Fractional Derivative Operator of Multi-Order

Question

(1) Is there any existence of fractional integral or fractional derivatives operator which contains two fractional orders at the same time. I mean if $D^{\alpha}_{\beta}$ is an operator with $\alpha$ and $\beta$ are its fractional orders and we discuss the fractional derivative by taking different values of $\alpha$ and $\beta$ at the same time. (2) I have defined such multi-order fractional operators but don't know where are they applicable?. Please guide me by writing the names of those fields where such operators can be applied. Thank you very much.

Answer 1

I suppose that your question doesn't concern the fractional derivatives of order $\alpha$ and $\beta$ successively applied to the same function of only one variable : $$D^{\alpha+\beta}f(x)=D^{\beta}\left(D^{\alpha}f(x)\right)=D^{\alpha}\left(D^{\beta}f(x)\right)$$ I suppose that, in your sense, "two fractional orders at the same time" means something similar to the usual partial derivatives, but in the field of fractional derivatives, i.e.: "Partial fractional derivatives".
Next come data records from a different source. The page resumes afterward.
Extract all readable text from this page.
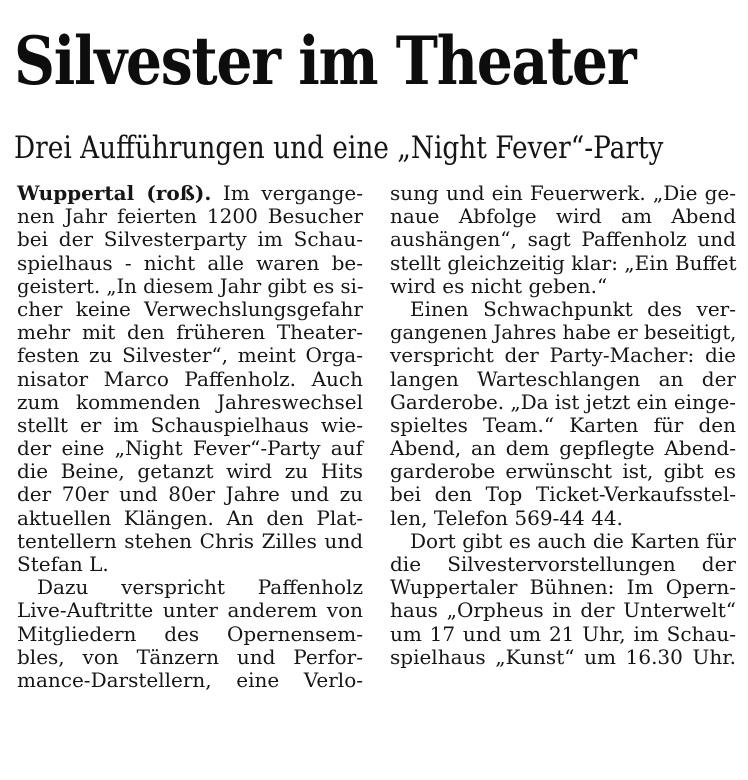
Silvester im Theater
Drei Aufführungen und eine „Night Fever“-Party
Wuppertal (roß). Im vergange-
nen Jahr feierten 1200 Besucher
bei der Silvesterparty im Schau-
spielhaus - nicht alle waren be-
geistert. „In diesem Jahr gibt es si-
cher keine Verwechslungsgefahr
mehr mit den früheren Theater-
festen zu Silvester“, meint Orga-
nisator Marco Paffenholz. Auch
zum kommenden Jahreswechsel
stellt er im Schauspielhaus wie-
der eine „Night Fever“-Party auf
die Beine, getanzt wird zu Hits
der 70er und 80er Jahre und zu
aktuellen Klängen. An den Plat-
tentellern stehen Chris Zilles und
Stefan L.
Dazu verspricht Paffenholz
Live-Auftritte unter anderem von
Mitgliedern des Opernensem-
bles, von Tänzern und Perfor-
mance-Darstellern, eine Verlo-
sung und ein Feuerwerk. „Die ge-
naue Abfolge wird am Abend
aushängen“, sagt Paffenholz und
stellt gleichzeitig klar: „Ein Buffet
wird es nicht geben.“
Einen Schwachpunkt des ver-
gangenen Jahres habe er beseitigt,
verspricht der Party-Macher: die
langen Warteschlangen an der
Garderobe. „Da ist jetzt ein einge-
spieltes Team.“ Karten für den
Abend, an dem gepflegte Abend-
garderobe erwünscht ist, gibt es
bei den Top Ticket-Verkaufsstel-
len, Telefon 569-44 44.
Dort gibt es auch die Karten für
die Silvestervorstellungen der
Wuppertaler Bühnen: Im Opern-
haus „Orpheus in der Unterwelt“
um 17 und um 21 Uhr, im Schau-
spielhaus „Kunst“ um 16.30 Uhr.
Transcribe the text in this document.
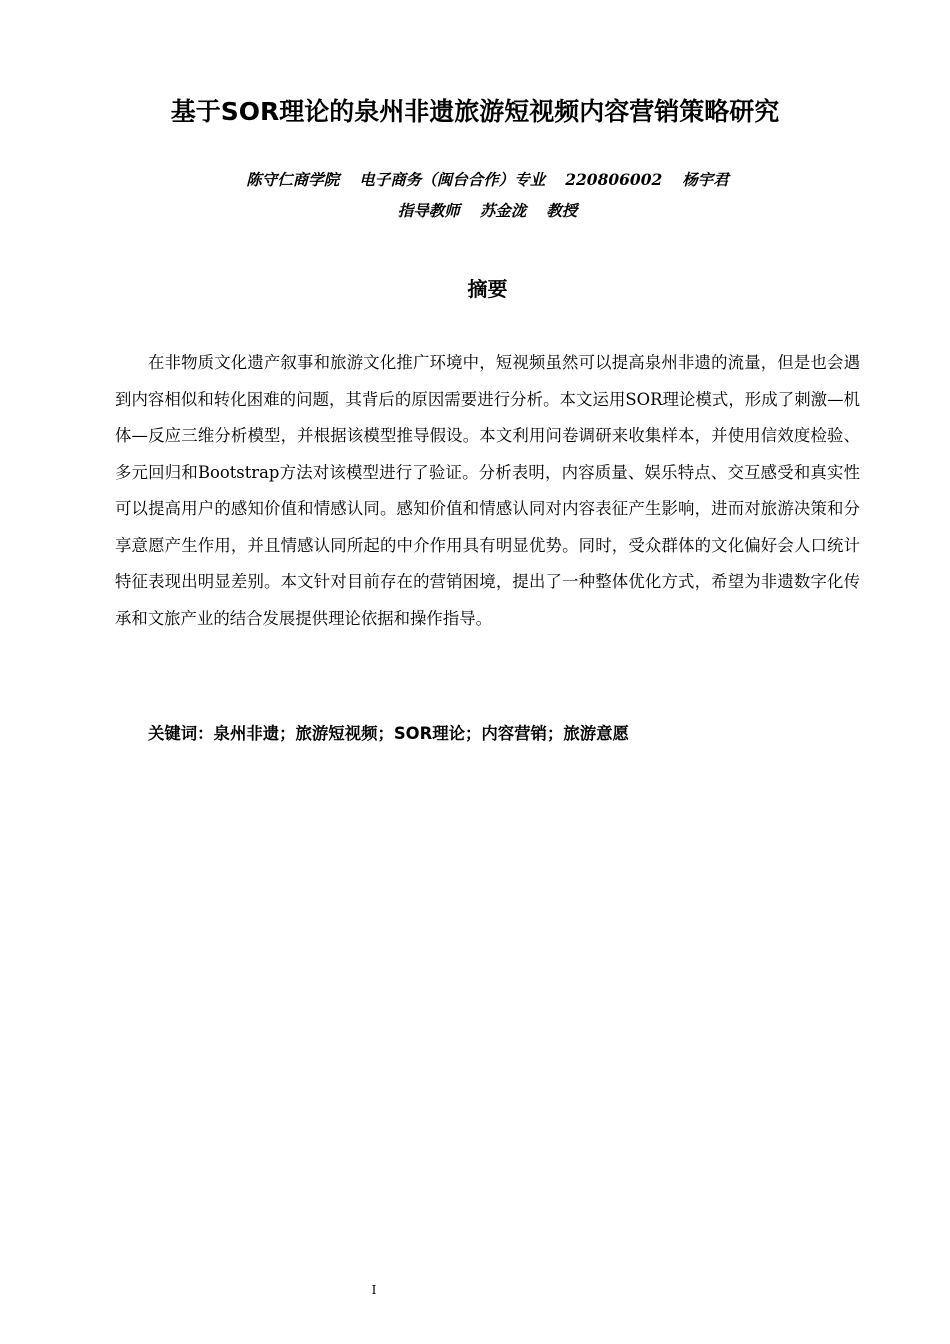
基于SOR理论的泉州非遗旅游短视频内容营销策略研究
陈守仁商学院 电子商务（闽台合作）专业 220806002 杨宇君
指导教师 苏金泷 教授
摘要

在非物质文化遗产叙事和旅游文化推广环境中，短视频虽然可以提高泉州非遗的流量，但是也会遇到内容相似和转化困难的问题，其背后的原因需要进行分析。本文运用SOR理论模式，形成了刺激—机体—反应三维分析模型，并根据该模型推导假设。本文利用问卷调研来收集样本，并使用信效度检验、多元回归和Bootstrap方法对该模型进行了验证。分析表明，内容质量、娱乐特点、交互感受和真实性可以提高用户的感知价值和情感认同。感知价值和情感认同对内容表征产生影响，进而对旅游决策和分享意愿产生作用，并且情感认同所起的中介作用具有明显优势。同时，受众群体的文化偏好会人口统计特征表现出明显差别。本文针对目前存在的营销困境，提出了一种整体优化方式，希望为非遗数字化传承和文旅产业的结合发展提供理论依据和操作指导。

关键词：泉州非遗；旅游短视频；SOR理论；内容营销；旅游意愿
I
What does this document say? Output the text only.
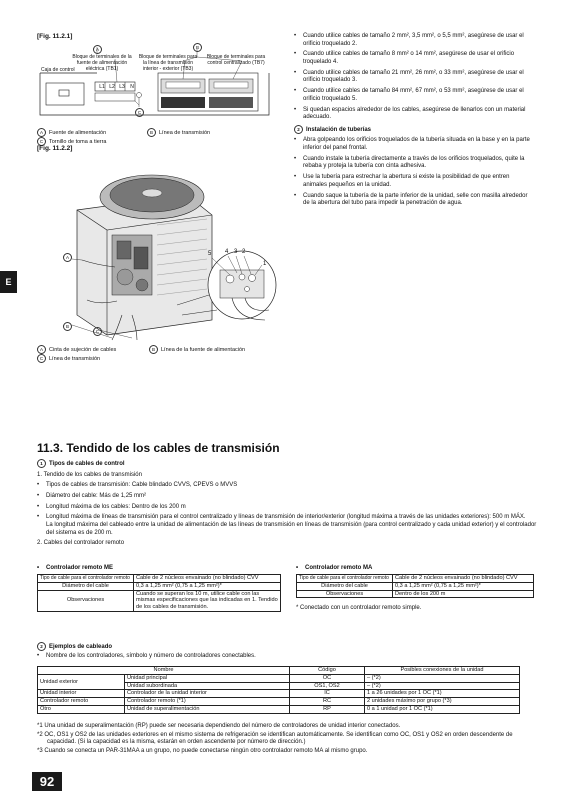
[Fig. 11.2.1]
A	B
C
Bloque de terminales de la fuente de alimentación eléctrica (TB1)
Bloque de terminales para la línea de transmisión interior - exterior (TB3)
Bloque de terminales para control centralizado (TB7)
Caja de control
L1 L2 L3	N
A Fuente de alimentación	B Línea de transmisión
C Tornillo de toma a tierra
[Fig. 11.2.2]
A
B
C
5 4 3 2
1
A Cinta de sujeción de cables	B Línea de la fuente de alimentación
C Línea de transmisión
• Cuando utilice cables de tamaño 2 mm², 3,5 mm², o 5,5 mm², asegúrese de usar el orificio troquelado 2.
• Cuando utilice cables de tamaño 8 mm² o 14 mm², asegúrese de usar el orificio troquelado 4.
• Cuando utilice cables de tamaño 21 mm², 26 mm², o 33 mm², asegúrese de usar el orificio troquelado 3.
• Cuando utilice cables de tamaño 84 mm², 67 mm², o 53 mm², asegúrese de usar el orificio troquelado 5.
• Si quedan espacios alrededor de los cables, asegúrese de llenarlos con un material adecuado.
2 Instalación de tuberías
• Abra golpeando los orificios troquelados de la tubería situada en la base y en la parte inferior del panel frontal.
• Cuando instale la tubería directamente a través de los orificios troquelados, quite la rebaba y proteja la tubería con cinta adhesiva.
• Use la tubería para estrechar la abertura si existe la posibilidad de que entren animales pequeños en la unidad.
• Cuando saque la tubería de la parte inferior de la unidad, selle con masilla alrededor de la abertura del tubo para impedir la penetración de agua.
E
11.3. Tendido de los cables de transmisión
1 Tipos de cables de control
1. Tendido de los cables de transmisión
• Tipos de cables de transmisión: Cable blindado CVVS, CPEVS o MVVS
• Diámetro del cable: Más de 1,25 mm²
• Longitud máxima de los cables: Dentro de los 200 m
• Longitud máxima de líneas de transmisión para el control centralizado y líneas de transmisión de interior/exterior (longitud máxima a través de las unidades exteriores): 500 m MÁX.
La longitud máxima del cableado entre la unidad de alimentación de las líneas de transmisión en líneas de transmisión (para control centralizado y cada unidad exterior) y el controlador del sistema es de 200 m.
2. Cables del controlador remoto
• Controlador remoto ME
Tipo de cable para el controlador remoto	Cable de 2 núcleos envainado (no blindado) CVV
Diámetro del cable	0,3 a 1,25 mm² (0,75 a 1,25 mm²)*
Observaciones	Cuando se superan los 10 m, utilice cable con las mismas especificaciones que las indicadas en 1. Tendido de los cables de transmisión.
• Controlador remoto MA
Tipo de cable para el controlador remoto	Cable de 2 núcleos envainado (no blindado) CVV
Diámetro del cable	0,3 a 1,25 mm² (0,75 a 1,25 mm²)*
Observaciones	Dentro de los 200 m
* Conectado con un controlador remoto simple.
2 Ejemplos de cableado
• Nombre de los controladores, símbolo y número de controladores conectables.
Nombre		Código	Posibles conexiones de la unidad
Unidad exterior	Unidad principal	OC	– (*2)
	Unidad subordinada	OS1, OS2	– (*2)
Unidad interior	Controlador de la unidad interior	IC	1 a 26 unidades por 1 OC (*1)
Controlador remoto	Controlador remoto (*1)	RC	2 unidades máximo por grupo (*3)
Otro	Unidad de superalimentación	RP	0 a 1 unidad por 1 OC (*1)
*1 Una unidad de superalimentación (RP) puede ser necesaria dependiendo del número de controladores de unidad interior conectados.
*2 OC, OS1 y OS2 de las unidades exteriores en el mismo sistema de refrigeración se identifican automáticamente. Se identifican como OC, OS1 y OS2 en orden descendente de capacidad. (Si la capacidad es la misma, estarán en orden ascendente por número de dirección.)
*3 Cuando se conecta un PAR-31MAA a un grupo, no puede conectarse ningún otro controlador remoto MA al mismo grupo.
92
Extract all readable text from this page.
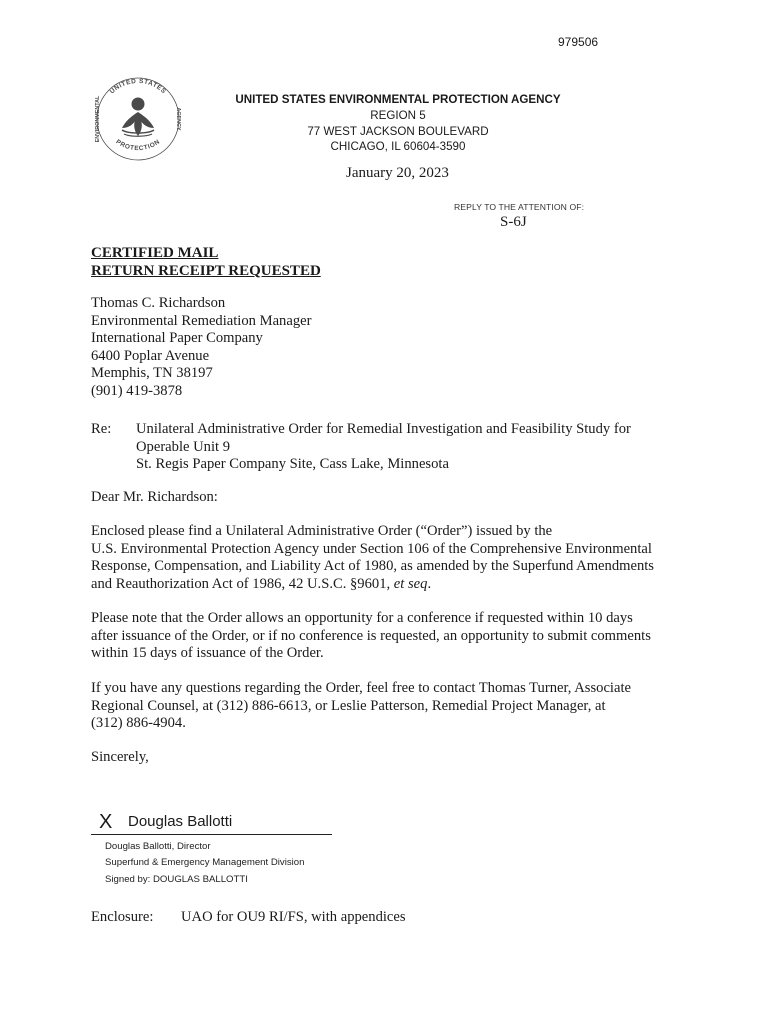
979506
UNITED STATES
PROTECTION
ENVIRONMENTAL	AGENCY
UNITED STATES ENVIRONMENTAL PROTECTION AGENCY
REGION 5
77 WEST JACKSON BOULEVARD
CHICAGO, IL 60604-3590
January 20, 2023
REPLY TO THE ATTENTION OF:
S-6J
CERTIFIED MAIL
RETURN RECEIPT REQUESTED
Thomas C. Richardson
Environmental Remediation Manager
International Paper Company
6400 Poplar Avenue
Memphis, TN 38197
(901) 419-3878
Re: Unilateral Administrative Order for Remedial Investigation and Feasibility Study for
Operable Unit 9
St. Regis Paper Company Site, Cass Lake, Minnesota
Dear Mr. Richardson:
Enclosed please find a Unilateral Administrative Order (“Order”) issued by the
U.S. Environmental Protection Agency under Section 106 of the Comprehensive Environmental
Response, Compensation, and Liability Act of 1980, as amended by the Superfund Amendments
and Reauthorization Act of 1986, 42 U.S.C. §9601, et seq.
Please note that the Order allows an opportunity for a conference if requested within 10 days
after issuance of the Order, or if no conference is requested, an opportunity to submit comments
within 15 days of issuance of the Order.
If you have any questions regarding the Order, feel free to contact Thomas Turner, Associate
Regional Counsel, at (312) 886-6613, or Leslie Patterson, Remedial Project Manager, at
(312) 886-4904.
Sincerely,
X Douglas Ballotti
Douglas Ballotti, Director
Superfund & Emergency Management Division
Signed by: DOUGLAS BALLOTTI
Enclosure: UAO for OU9 RI/FS, with appendices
Nothing prevents to compute the fractional derivative of a function of several variables.

For more generality, with the Caputo's definition of fractional derivative of order $\nu$ and with $n=\lfloor \nu \rfloor$ : $$ _aD_x^\nu f(x)=\frac{1}{\Gamma(n-\nu)}\int_a^x\frac{\frac{d^nf(t)}{dt^n}}{(x-t)^{\nu-n+1}}dt$$

Of course, other variants of definitions where proposed : https://en.wikipedia.org/wiki/Fractional_calculus#Fractional_derivatives

Generalization in case of a two variables function $f(x,y)$ : $$ _{a,b}D_{x,y}^{\nu,\mu} f(x,y)=\frac{1}{\Gamma(n-\nu)\Gamma(m-\mu) }\int_b^y \int_a^x \frac{\frac{\partial^{n+m}f(t,\tau)}{\partial t^n\partial \tau^m}}{(x-t)^{\nu-n+1} (y-\tau)^{\mu-m+1}}dt\,d\tau\: $$ where $n=\lfloor \nu \rfloor$ and $m=\lfloor \mu \rfloor$

With respect to the analogy to the classical partial derivatives, another symbol could be proposed : $$ _{a,b}\boldsymbol{\partial}_{x,y}^{\nu,\mu} f(x,y).$$ I would imagine that the applications could generalize the known cases of applications, such as a lot are mentioned for example in the book : Keith B.Oldham, Jerome Spanier, The Fractional Calculus, Academic Press, New York, 1974.

More specific, in the field of equivalent electrical networks models, for example in the paper : https://fr.scribd.com/doc/71923015/The-Phasance-Concept , a lot of networks models are considered represented in two dimensions (drawn on a flat sheet). One can imagine networks in three dimensions (so, in volume) in order to model electrical phenomena involving not only one so called "phasance" property of degree $\nu_1$, but several $\nu_2$,... in a common space.

One can found on the web several papers with key words "partial fractional differential equations".

Answer 2

Thank you very much @JJacquelin for your so explanatory comments. But my confusion remains constant. Why do you suppose this a partial fractional derivatives?. Let me explain my question once again. As there are several approaches exist in the literature for the definitions of fractional derivatives. For example Riemann-Liouville approach, Grunwald-Letnikov approach, caputo definition and so on. I take a fractional derivative operator $A_{\alpha}$ of order $\alpha$ and apply an approach Riemann-Liouville or Grunwald or caputo etc. As a result i get an another fractional derivative operator $D^{\alpha}_{\beta}$ which contains two fractional orders $\alpha$ and $\beta$ at the same time. This operator can be applied to a single variable function $f(x)$, and we can discuss fractional derivatives for different values of $\alpha$ and $\beta$ at the same time. For your information here the parameter $\alpha$ already existed, which is the fractional order of the operator $A_{\alpha}$, while the second parameter $\beta$ appears during construction (applying a fractional derivative approach to $A_{\alpha}$). what do you say about this? Is this work has some applications?